Additionally, the tax liabilities can be even higher in states that have a separate state gift, estate, or inheritance tax.
“A surviving spouse may also be able to take advantage of portability—the ability to make use of a deceased spouse’s remaining unified exemption.”
–“Gift tax: Gifts of more than $14,000 annually to nonspouses eat into the giver’s lifetime federal gift and estate tax exclusion. Therefore, gifts between partners in an unmarried couple require careful tracking, as they must be netted against the giver’s lifetime exclusion. For example, for unmarried couples, adding a partner (nonspouse) as joint owner to the deed of a million-dollar house will reduce the donor’s exclusion by $486,000 (the $500,000 gift less a $14,000 annual exclusion). Legally married spouses may also take advantage of “gift splitting,” which allows a married couple to split the total value of a gift to a third party and have it treated as though each spouse contributed one-half of the amount to the recipient.”

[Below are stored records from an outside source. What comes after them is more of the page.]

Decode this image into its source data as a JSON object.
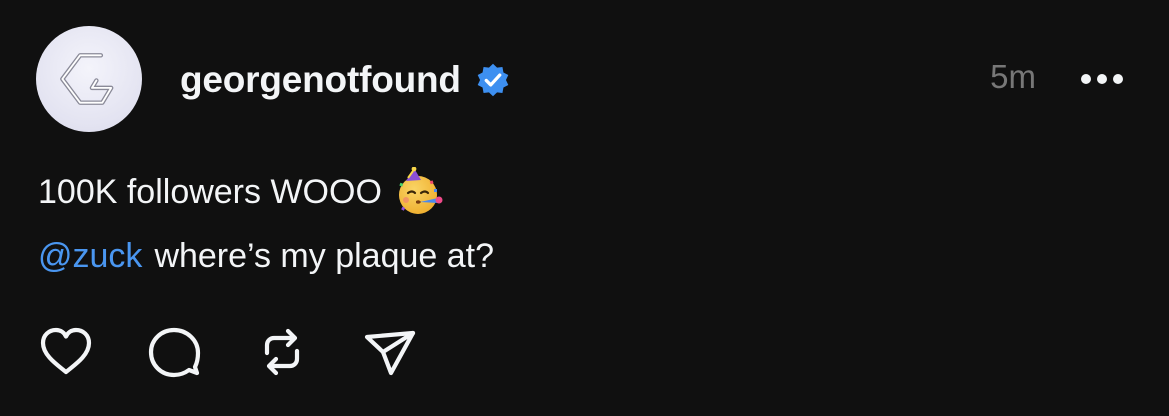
{
  "post": {
    "username": "georgenotfound",
    "verified": true,
    "timestamp": "5m",
    "text_line1": "100K followers WOOO",
    "emoji": "partying-face",
    "mention": "@zuck",
    "text_line2": "where’s my plaque at?"
  },
  "icons": {
    "avatar": "stylized-g-logo",
    "verified": "verified-badge-icon",
    "more": "more-options-icon",
    "like": "heart-icon",
    "reply": "comment-icon",
    "repost": "repost-icon",
    "share": "send-icon"
  },
  "colors": {
    "background": "#101010",
    "text": "#f3f5f7",
    "muted": "#777777",
    "mention": "#4a96f0",
    "verified": "#3d8ff0"
  }
}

–“Retirement plan rollovers: An inheriting spouse can roll over inherited assets to his or her own IRA and defer minimum required distributions until he or she is 70½ years old. Generally, a nonspouse inheriting an IRA has to either start taking required minimum distributions no later than December 31 of the year after the IRA owner died or withdraw the entire balance within five years of the IRA owner’s death.”
–“Same-sex
couples who have not legally married will not be afforded “next-of-kin” status over each other, and in the instance of a medical emergency may even be treated as legal strangers.”
Adding up all of those issues, being a legally unmarried long-term couple is (potentially) every bit as expensive as divorce, if not more so, especially for the more affluent.
Additionally, I have to ask, what kind of family would accept non-civilly married status for their daughter and hypothetical future grandbabies? I would personally be very suspicious, would not want that for my daughter, and would be very clear that (should she ever wish to get out), my financial help is always available.
I know that there are small Protestant groups in the US that avoid civil marriage (for various reasons), but anecdotally speaking, people who do that are a) living in near 3rd world poverty even in the US and/or b) split up fairly often. I’ve never heard of anybody doing it for religious reasons who had something resembling a middle class life.